La route de Viviers au Puy est aussi concernée par le sel. En effet, on sait que les péages d’Aubenas, comme l’atteste le tarif de 1397 ( 1438 ), et de Montpezat, selon le tarif de 1378 ( 1439 ), taxent le sel en transit, alors que c’est la seule marchandise à être taxée explicitement au péage de Mayres en 1532, tous les autres articles portant sur les différentes espèces animales transitant par la vallée de l’Ardèche ( 1440 ). Dès le départ de la vallée du Rhône, en 1159, les habitants de la cité de Viviers, reçoivent d’ailleurs de leur seigneur, l’évêque, le droit de vendre du sel sans lui payer aucune taxe, concession qui se double de celle du monopole de la vente, interdisant à tout étranger à la cité de se livrer à ce commerce ( 1441 ). La ville, où le commerce du sel semble être actif, doit se plier à l’organisation de la gabelle royale, ce qui occasionne plusieurs conflits, comme en 1366 ( 1442 ), ou encore en 1371 ( 1443 ), avant qu’en 1419, Charles VI autorise ses habitants à implanter un grenier franc de droits de gabelle jusqu’à hauteur de 3000 livres pendant trois ans ( 1444 ).

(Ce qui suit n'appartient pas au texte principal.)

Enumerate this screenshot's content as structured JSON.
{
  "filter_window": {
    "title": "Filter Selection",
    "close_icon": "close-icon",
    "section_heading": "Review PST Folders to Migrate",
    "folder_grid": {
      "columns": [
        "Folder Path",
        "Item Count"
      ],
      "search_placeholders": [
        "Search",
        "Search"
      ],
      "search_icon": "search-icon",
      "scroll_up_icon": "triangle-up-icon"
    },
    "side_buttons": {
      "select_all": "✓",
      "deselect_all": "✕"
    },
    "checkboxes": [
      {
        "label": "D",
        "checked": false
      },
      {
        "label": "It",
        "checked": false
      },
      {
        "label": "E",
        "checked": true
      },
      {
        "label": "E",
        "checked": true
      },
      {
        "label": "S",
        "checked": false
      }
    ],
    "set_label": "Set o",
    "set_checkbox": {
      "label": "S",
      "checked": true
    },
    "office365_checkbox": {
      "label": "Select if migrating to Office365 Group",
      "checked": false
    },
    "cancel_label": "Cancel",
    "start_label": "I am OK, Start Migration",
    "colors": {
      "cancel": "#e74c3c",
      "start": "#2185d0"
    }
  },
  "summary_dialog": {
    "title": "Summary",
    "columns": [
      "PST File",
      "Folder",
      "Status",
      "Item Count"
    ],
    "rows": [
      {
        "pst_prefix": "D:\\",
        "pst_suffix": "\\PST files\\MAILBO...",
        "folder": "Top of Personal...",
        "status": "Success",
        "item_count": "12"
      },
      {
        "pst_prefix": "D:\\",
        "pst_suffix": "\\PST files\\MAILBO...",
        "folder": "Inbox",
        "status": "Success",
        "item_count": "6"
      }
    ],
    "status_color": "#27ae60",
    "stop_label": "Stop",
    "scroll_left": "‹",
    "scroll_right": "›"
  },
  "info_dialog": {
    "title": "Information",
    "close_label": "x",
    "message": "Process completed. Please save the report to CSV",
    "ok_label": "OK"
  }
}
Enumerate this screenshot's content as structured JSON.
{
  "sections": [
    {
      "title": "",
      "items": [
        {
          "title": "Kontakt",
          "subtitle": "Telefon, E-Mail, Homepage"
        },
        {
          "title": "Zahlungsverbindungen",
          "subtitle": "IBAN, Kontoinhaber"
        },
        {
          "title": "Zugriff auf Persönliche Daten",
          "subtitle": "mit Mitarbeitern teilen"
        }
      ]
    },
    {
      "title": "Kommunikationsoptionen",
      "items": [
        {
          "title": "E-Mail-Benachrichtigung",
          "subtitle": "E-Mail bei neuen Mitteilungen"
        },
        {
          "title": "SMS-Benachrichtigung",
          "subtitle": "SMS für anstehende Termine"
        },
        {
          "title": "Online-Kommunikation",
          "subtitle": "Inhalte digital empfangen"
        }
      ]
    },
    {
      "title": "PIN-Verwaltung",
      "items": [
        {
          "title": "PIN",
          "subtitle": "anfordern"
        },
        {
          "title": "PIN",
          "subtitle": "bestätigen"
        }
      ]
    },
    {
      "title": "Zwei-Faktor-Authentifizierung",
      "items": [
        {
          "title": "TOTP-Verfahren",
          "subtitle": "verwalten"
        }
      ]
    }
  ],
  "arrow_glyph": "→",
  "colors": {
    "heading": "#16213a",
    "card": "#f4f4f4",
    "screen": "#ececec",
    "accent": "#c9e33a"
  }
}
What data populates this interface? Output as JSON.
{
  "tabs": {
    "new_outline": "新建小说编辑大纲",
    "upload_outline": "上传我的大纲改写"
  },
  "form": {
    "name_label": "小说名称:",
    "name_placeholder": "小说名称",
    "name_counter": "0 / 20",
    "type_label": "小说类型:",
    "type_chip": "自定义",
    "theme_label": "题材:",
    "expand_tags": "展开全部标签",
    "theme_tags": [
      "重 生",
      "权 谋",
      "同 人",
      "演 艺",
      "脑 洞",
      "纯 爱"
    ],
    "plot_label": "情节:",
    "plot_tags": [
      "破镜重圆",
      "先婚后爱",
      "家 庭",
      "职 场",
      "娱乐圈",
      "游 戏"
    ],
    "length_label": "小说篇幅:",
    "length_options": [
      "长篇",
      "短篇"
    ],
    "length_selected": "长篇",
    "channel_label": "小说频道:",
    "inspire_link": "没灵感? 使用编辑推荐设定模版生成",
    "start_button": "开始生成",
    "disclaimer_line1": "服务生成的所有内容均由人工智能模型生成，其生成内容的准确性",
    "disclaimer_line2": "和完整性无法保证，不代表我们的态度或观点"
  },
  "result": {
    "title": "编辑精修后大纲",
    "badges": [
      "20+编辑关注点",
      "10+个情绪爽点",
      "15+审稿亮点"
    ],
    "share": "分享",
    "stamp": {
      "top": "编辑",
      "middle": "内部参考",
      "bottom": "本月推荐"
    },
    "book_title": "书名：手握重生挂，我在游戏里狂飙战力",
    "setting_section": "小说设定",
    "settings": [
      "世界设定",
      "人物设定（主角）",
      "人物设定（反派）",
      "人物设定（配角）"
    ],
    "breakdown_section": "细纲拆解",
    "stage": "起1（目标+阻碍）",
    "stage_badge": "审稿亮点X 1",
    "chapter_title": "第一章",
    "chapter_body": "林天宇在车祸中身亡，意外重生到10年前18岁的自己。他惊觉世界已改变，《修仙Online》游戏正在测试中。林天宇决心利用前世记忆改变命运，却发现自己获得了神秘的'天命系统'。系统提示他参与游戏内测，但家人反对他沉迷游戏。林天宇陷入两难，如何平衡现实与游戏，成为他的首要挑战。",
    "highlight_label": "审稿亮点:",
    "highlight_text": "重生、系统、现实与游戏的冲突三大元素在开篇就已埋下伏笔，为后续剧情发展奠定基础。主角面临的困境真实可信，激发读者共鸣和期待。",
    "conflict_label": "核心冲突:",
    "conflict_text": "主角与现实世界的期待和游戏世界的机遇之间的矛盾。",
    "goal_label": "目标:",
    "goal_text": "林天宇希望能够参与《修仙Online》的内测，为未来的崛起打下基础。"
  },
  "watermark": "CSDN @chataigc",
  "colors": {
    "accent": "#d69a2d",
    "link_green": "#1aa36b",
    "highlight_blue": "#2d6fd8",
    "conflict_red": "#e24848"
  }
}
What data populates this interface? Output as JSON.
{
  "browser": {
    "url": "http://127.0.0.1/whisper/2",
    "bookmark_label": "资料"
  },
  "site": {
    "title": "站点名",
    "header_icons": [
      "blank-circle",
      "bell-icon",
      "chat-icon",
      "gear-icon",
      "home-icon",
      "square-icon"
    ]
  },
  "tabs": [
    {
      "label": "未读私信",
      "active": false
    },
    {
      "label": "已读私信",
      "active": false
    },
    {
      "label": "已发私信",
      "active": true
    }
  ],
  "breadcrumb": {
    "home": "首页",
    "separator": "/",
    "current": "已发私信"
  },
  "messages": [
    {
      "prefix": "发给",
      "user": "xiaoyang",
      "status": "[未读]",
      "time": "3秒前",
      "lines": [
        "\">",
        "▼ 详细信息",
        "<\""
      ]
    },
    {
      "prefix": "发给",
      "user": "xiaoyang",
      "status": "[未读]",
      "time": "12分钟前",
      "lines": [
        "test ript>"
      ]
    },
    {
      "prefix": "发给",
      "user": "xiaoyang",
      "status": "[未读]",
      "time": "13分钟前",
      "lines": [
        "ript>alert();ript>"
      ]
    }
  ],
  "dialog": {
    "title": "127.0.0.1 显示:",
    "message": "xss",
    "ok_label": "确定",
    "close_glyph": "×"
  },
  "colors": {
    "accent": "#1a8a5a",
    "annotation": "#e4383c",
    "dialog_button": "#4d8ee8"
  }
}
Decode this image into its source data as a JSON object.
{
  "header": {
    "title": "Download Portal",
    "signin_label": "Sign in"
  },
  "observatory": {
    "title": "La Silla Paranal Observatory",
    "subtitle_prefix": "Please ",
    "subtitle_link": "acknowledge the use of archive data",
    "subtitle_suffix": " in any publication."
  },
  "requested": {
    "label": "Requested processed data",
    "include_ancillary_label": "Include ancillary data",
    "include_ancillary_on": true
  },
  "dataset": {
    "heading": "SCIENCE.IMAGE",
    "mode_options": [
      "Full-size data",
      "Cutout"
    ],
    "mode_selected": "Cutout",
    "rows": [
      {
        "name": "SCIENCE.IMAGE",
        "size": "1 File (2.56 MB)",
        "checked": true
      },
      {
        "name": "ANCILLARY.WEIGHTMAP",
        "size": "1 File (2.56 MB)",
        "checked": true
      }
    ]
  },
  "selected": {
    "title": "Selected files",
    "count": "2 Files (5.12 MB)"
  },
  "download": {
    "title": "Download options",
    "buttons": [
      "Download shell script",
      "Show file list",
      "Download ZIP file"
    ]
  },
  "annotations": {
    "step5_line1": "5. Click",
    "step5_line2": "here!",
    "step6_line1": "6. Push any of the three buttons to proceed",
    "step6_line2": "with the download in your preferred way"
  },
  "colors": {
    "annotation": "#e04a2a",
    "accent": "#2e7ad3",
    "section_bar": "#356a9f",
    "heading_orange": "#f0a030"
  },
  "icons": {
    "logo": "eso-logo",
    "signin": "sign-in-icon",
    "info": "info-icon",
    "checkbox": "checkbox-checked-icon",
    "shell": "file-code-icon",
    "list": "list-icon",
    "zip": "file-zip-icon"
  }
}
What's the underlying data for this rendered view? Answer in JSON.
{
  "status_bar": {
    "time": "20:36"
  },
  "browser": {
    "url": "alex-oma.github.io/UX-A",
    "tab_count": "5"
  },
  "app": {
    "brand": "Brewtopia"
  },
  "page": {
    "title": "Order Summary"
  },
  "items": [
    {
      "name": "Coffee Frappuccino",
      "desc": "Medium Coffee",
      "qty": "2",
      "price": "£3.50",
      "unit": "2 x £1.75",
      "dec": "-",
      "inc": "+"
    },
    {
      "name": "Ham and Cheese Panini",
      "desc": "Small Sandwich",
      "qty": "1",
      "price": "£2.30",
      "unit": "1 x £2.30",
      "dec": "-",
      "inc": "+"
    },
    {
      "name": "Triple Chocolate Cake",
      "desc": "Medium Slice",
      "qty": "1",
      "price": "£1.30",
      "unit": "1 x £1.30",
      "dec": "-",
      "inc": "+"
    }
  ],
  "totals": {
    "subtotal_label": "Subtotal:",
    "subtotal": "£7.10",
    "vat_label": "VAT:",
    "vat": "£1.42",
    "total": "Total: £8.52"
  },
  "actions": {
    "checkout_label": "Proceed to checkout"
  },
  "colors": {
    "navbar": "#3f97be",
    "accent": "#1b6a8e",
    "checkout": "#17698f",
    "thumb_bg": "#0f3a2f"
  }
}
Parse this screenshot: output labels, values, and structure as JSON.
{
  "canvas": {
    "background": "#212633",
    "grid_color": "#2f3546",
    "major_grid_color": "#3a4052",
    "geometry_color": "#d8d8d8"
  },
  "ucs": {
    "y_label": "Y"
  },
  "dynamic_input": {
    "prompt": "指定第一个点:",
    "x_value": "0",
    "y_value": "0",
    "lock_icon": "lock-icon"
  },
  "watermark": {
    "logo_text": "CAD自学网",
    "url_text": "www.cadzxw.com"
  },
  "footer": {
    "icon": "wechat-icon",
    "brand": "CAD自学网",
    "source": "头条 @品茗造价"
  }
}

En 1475, c’est un marchand de Privas, Guilhem Garnier, qui contracte avec Antoine Deuzet et Vital Pruci, de Rochemaure, ces derniers devant livrer une centaine de mesures ( 1445 ) de sel de Pont-Saint-Esprit à Privas ( 1446 ). Par ailleurs, le comte de Valentinois, seigneur de Privas, entretient un grenier à sel dans cette ville, dont l’existence est attestée en 1466, mais rien ne nous permet de connaître ses fonctions exactes. Tout au plus sait-on alors que le seigneur prélève 5 sous par charge de sel qui y est entreposée, sans que nous soyons renseignés sur une quelconque obligation d’y déposer tout le sel transitant par la ville, ou au moins tout celui qui doit y être vendu ( 1447 ). Au-delà de Privas, sur la route du Massif Central, on rencontre le péage de Mézilhac, où le sel fait l’objet d’attentions soutenues : il est mentionné avec soin dans le tarif de 1347, taxé en nature à part du sel, ou en numéraire ( 1448 ).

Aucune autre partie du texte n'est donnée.